A globalização é um processo de integração económica, social, cultural e política, impulsionado no final do século XX e que trouxe inegáveis vantagens. Porém, no dizer do Nobel Joseph Stiglitz, teve muitos discontents, e estes não terão sido só os económicos. Assim, persistem grandes assimetrias nos costumes, nos valores e direitos da cidadania, o mesmo para a transparência e para a liberdade de informação. Se a globalização induz o aparecimento e facilita a propagação das pandemias, as assimetrias referidas não tornam fácil o seu conhecimento atempado. O caso presente é disso exemplo lamentável.
Por outro lado, o mundo ocidental, abastado nos meios e supérfluo na tecnologia, tem-se mantido, confortavelmente, afastado de guerras, poupado à devastação dos grandes desastres ambientais a que vimos assistindo, à distância de um ecrã de televisão, comovidos pela emoção sincera, mas passageira. Esta pandemia era mais um desastre infecioso, no oriente distante, apoiado com a solidariedade fácil de quem se solidariza, estando longe. Contudo, a globalização tornou-o próximo e o ocidente, agora já o mundo todo, partilha da sua devastação, que pensávamos não beliscar, mais do que ao de leve, a nossa pretensa invencibilidade. Afinal, estamos vulneráveis. Muito mesmo.

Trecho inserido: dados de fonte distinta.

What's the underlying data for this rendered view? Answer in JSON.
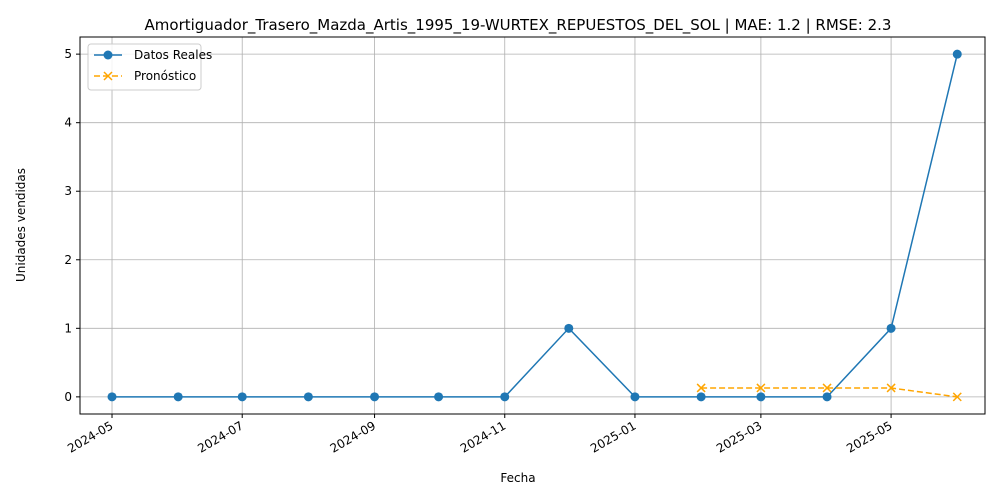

Depois, assistimos à hesitação dos decisores que, perante informações imprecisas e desfocadas que chegavam do oriente, confrontados com pareceres técnicos brandos e assustados pela conflitualidade dos interesses políticos e económicos em jogo, manifestaram, no início, uma atordoada capacidade de decidir as necessárias medidas para combater a pandemia que se avizinhava. Portugal terá sido uma razoável exceção, mas pesou, para muitos, a política, o receio do impacto económico e a negação de que o pior viesse, como veio, a acontecer. Não devia haver prioridade maior do que a da Saúde. E não há, certamente, bem maior a priorizar do que a Vida. Esta é a lição que deveria ficar-nos.
Esta pandemia também nos deixa algumas reflexõessobre cuidados de saúde. Mostrou-nos que temos de ter um serviço de saúde geral, assente numa sólida saúde pública, certamente com meios (apesar de ser totalmente impossível acautelar os meios suficientes face a tanta demanda de pico), mas sobretudo com uma organização recrutável, flexível e resiliente. Para quem levou tanto tempo a esgrimir entre público e privado, aqui está a resposta servida pela pandemia: público, privado e social, precisamos de tudo e devemos incluir todos. Necessitamos de todos os meios de que dispomos e de tantos mais que possamos recrutar. Necessitamos de um sistema de saúde com plena integração de serviços e uma enorme resiliência, em caso de catástrofe, pois, destas, haverá futuras. O peso da necessidade dilui posições de mera ideologia.
A crise pandémica trouxe também à luz a afirmação de uma Sociedade Portuguesa plena e solidária. São manifestações por parte do Governo, que tem estado bem, da Indústria, dos Serviços, das Associações e, muito em particular, dos Cidadãos. Todos praticantes de uma cidadania responsável, solidária e exemplar, na resposta coletiva à adversidade da pandemia. Manifestação que, não nos tirando das preocupações, nos reassegura da capacidade de TODOS juntos vencermos esta crise e aprendermos dela as lições que forem possíveis.